Rashid laughed. "This isn't Oberippenberg. It's Ippenvale. We'll take the cable car from here." With that, he turned into a parking lot, right beside Jake's red, flat-brained predator car.
The cable car's cabin was crammed.
Art was lucky enough to stand at a window, even though pinned against it by some moron's backpack. Rashid was beside him. Their companions were lost somewhere among the babbling crowd.
Rashid used a hand to deflect a white ski pole trying to stab his eyes out. Then his sight focused on Art. "You really don't think it was Monica, do you?" His voice was hushed.
Searching his mind for an answer, Art leaned against the backpack behind him. It yielded for a few seconds, then resumed its efforts to crush him, with a vengeance.
The impenetrable fog pushed against the glass in front of him.
Crushed to death between fog and a backpack.
What a stark contrast to yesterday, when he was alone with Sven on that wide, still platform, with room to breathe and space to think. This cabin was so crowded, claustrophobic.
The proverbial sardines in a tin can. Only more colorful, and much louder.
A short section of steel cable was visible above the cabin, suspended somewhere in foggy nothingness. Suddenly, his stomach lurched in a sensation of falling—falling towards a messy death on rocks lurking in the gray abyss below them. A pylon passed them, quickly dissolving in the mist as it gained distance. The falling sensation ceased, making room for the reassuring push of the backpack.

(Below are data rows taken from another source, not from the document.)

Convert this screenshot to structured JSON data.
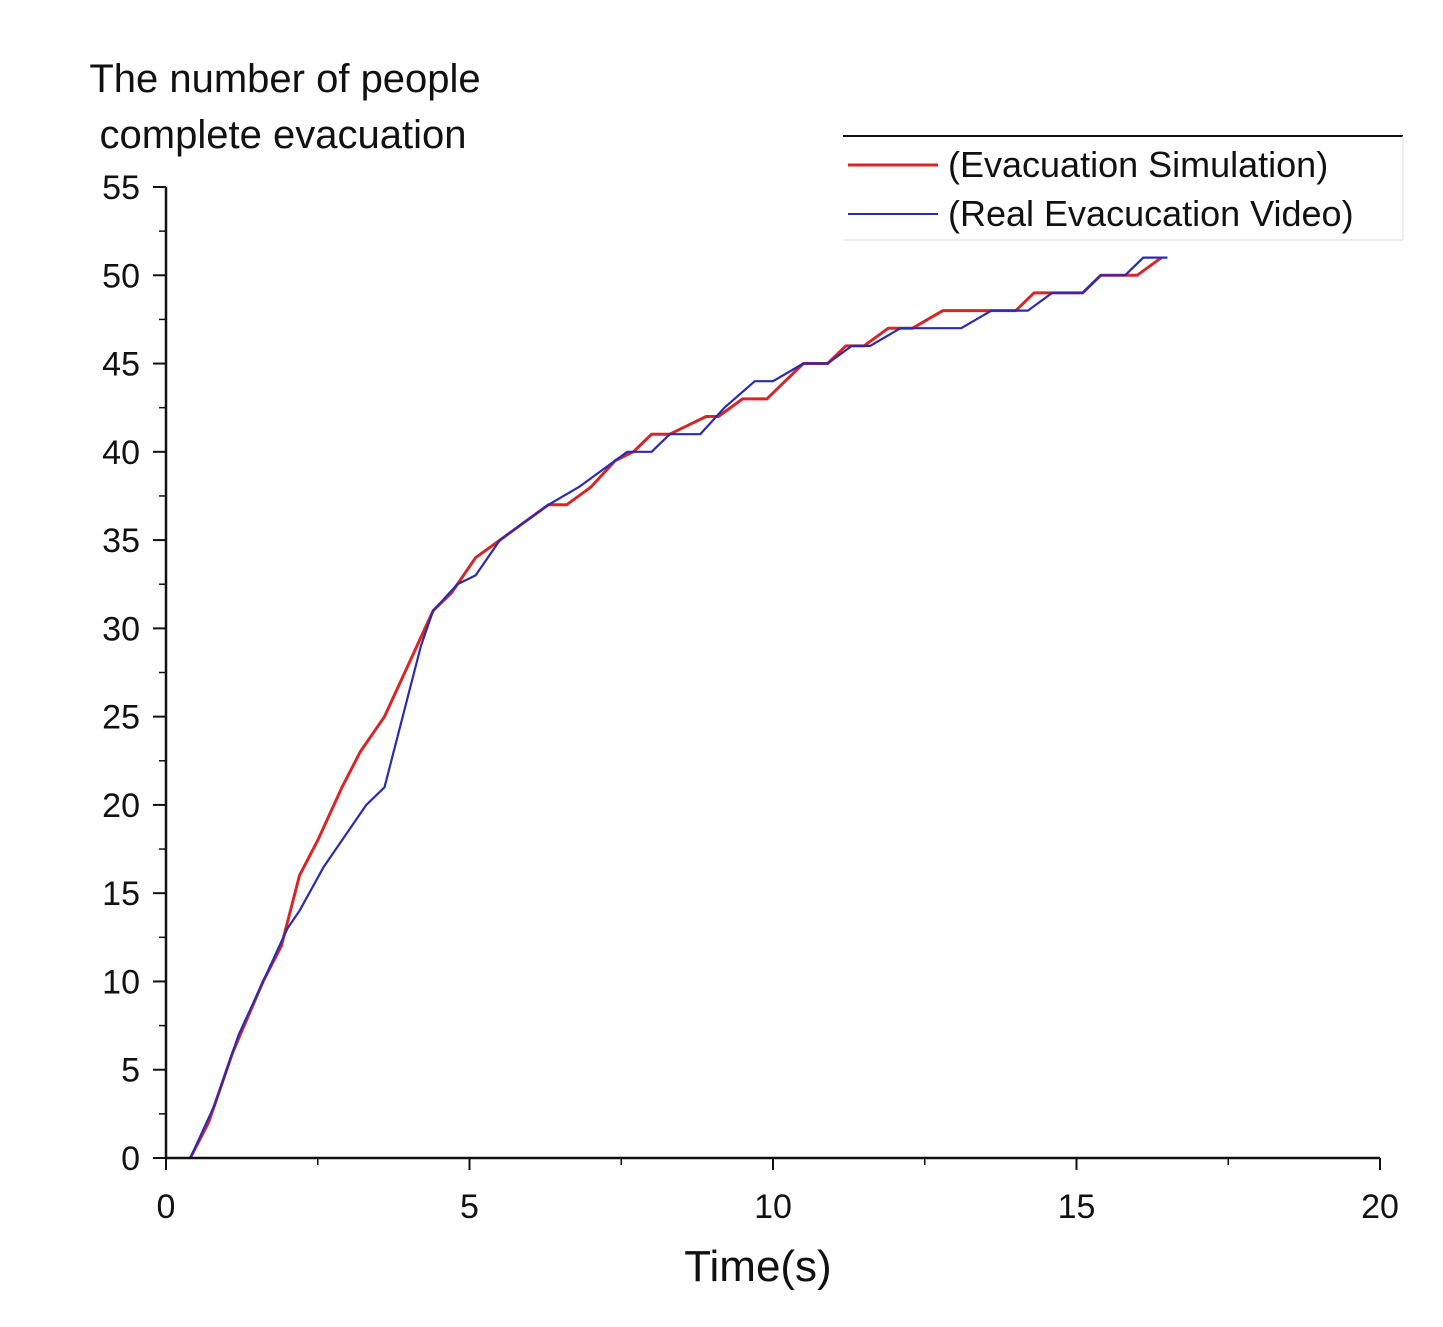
{
  "chart_data": {
    "type": "line",
    "ylabel_lines": [
      "The number of people",
      "complete evacuation"
    ],
    "xlabel": "Time(s)",
    "xlim": [
      0,
      20
    ],
    "ylim": [
      0,
      55
    ],
    "x_ticks": [
      "0",
      "5",
      "10",
      "15",
      "20"
    ],
    "y_ticks": [
      "0",
      "5",
      "10",
      "15",
      "20",
      "25",
      "30",
      "35",
      "40",
      "45",
      "50",
      "55"
    ],
    "grid": false,
    "legend_position": "top-right",
    "series": [
      {
        "name": "(Evacuation Simulation)",
        "color": "#d62728",
        "points": [
          [
            0.4,
            0
          ],
          [
            0.7,
            2
          ],
          [
            1.1,
            6
          ],
          [
            1.6,
            10
          ],
          [
            1.9,
            12
          ],
          [
            2.2,
            16
          ],
          [
            2.5,
            18
          ],
          [
            2.9,
            21
          ],
          [
            3.2,
            23
          ],
          [
            3.6,
            25
          ],
          [
            4.0,
            28
          ],
          [
            4.4,
            31
          ],
          [
            4.7,
            32
          ],
          [
            5.1,
            34
          ],
          [
            5.5,
            35
          ],
          [
            5.9,
            36
          ],
          [
            6.3,
            37
          ],
          [
            6.6,
            37
          ],
          [
            7.0,
            38
          ],
          [
            7.4,
            39.5
          ],
          [
            7.7,
            40
          ],
          [
            8.0,
            41
          ],
          [
            8.3,
            41
          ],
          [
            8.6,
            41.5
          ],
          [
            8.9,
            42
          ],
          [
            9.1,
            42
          ],
          [
            9.5,
            43
          ],
          [
            9.9,
            43
          ],
          [
            10.2,
            44
          ],
          [
            10.5,
            45
          ],
          [
            10.9,
            45
          ],
          [
            11.2,
            46
          ],
          [
            11.5,
            46
          ],
          [
            11.9,
            47
          ],
          [
            12.3,
            47
          ],
          [
            12.8,
            48
          ],
          [
            13.2,
            48
          ],
          [
            13.6,
            48
          ],
          [
            14.0,
            48
          ],
          [
            14.3,
            49
          ],
          [
            14.8,
            49
          ],
          [
            15.1,
            49
          ],
          [
            15.4,
            50
          ],
          [
            16.0,
            50
          ],
          [
            16.4,
            51
          ]
        ]
      },
      {
        "name": "(Real Evacucation Video)",
        "color": "#2b2bb0",
        "points": [
          [
            0.4,
            0
          ],
          [
            0.8,
            3
          ],
          [
            1.2,
            7
          ],
          [
            1.6,
            10
          ],
          [
            2.0,
            13
          ],
          [
            2.2,
            14
          ],
          [
            2.6,
            16.5
          ],
          [
            3.0,
            18.5
          ],
          [
            3.3,
            20
          ],
          [
            3.6,
            21
          ],
          [
            3.9,
            25
          ],
          [
            4.2,
            29
          ],
          [
            4.4,
            31
          ],
          [
            4.8,
            32.5
          ],
          [
            5.1,
            33
          ],
          [
            5.5,
            35
          ],
          [
            5.9,
            36
          ],
          [
            6.3,
            37
          ],
          [
            6.8,
            38
          ],
          [
            7.2,
            39
          ],
          [
            7.6,
            40
          ],
          [
            8.0,
            40
          ],
          [
            8.3,
            41
          ],
          [
            8.8,
            41
          ],
          [
            9.2,
            42.5
          ],
          [
            9.7,
            44
          ],
          [
            10.0,
            44
          ],
          [
            10.5,
            45
          ],
          [
            10.9,
            45
          ],
          [
            11.3,
            46
          ],
          [
            11.6,
            46
          ],
          [
            12.1,
            47
          ],
          [
            12.6,
            47
          ],
          [
            13.1,
            47
          ],
          [
            13.6,
            48
          ],
          [
            14.2,
            48
          ],
          [
            14.6,
            49
          ],
          [
            15.1,
            49
          ],
          [
            15.4,
            50
          ],
          [
            15.8,
            50
          ],
          [
            16.1,
            51
          ],
          [
            16.5,
            51
          ]
        ]
      }
    ]
  }
}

Compared to the gondola, the cable was incredibly thin—way too thin to carry the weight. What happened to a can of sardines when you drop it?
But the sardines are dead already.
"Art? Are you okay?"
Rashid's worried tone brought him back to reality.
"Er... yes." He remembered the man's question. "No, I don't think it was Monica. It must have been someone else."
"One of the... other tenants, you mean."
Art nodded.
"Who?" Rashid's face had grown distinctly brighter, almost glowing. Everything had.
Art pondered the man's question and looked out of the window again.
The fog was white now, not gray, and it made him blink.
Suddenly it tore. One second, it was a featureless mass, nearly painful in its white luminescence. The next moment, it became a mess of white, ghostly wisps losing their hold on the cabin. And then it formed a cottony sea below them, an immaculate, brilliant, fluffy expanse stretching towards the northern horizon. Above it, an endless, deep sky glowed in electric blue. And to the south, east and west, snow-clad, crisp-tipped mountains sparkled and loomed in the light of a powerful sun—mute, majestic monuments dwarfing the sardines in their tin can to insignificance.
The sardines' babbling ebbed away.
Art opened his mouth to speak. But he realized that the words had fled him, drained away by the splendor of a perfect scenery.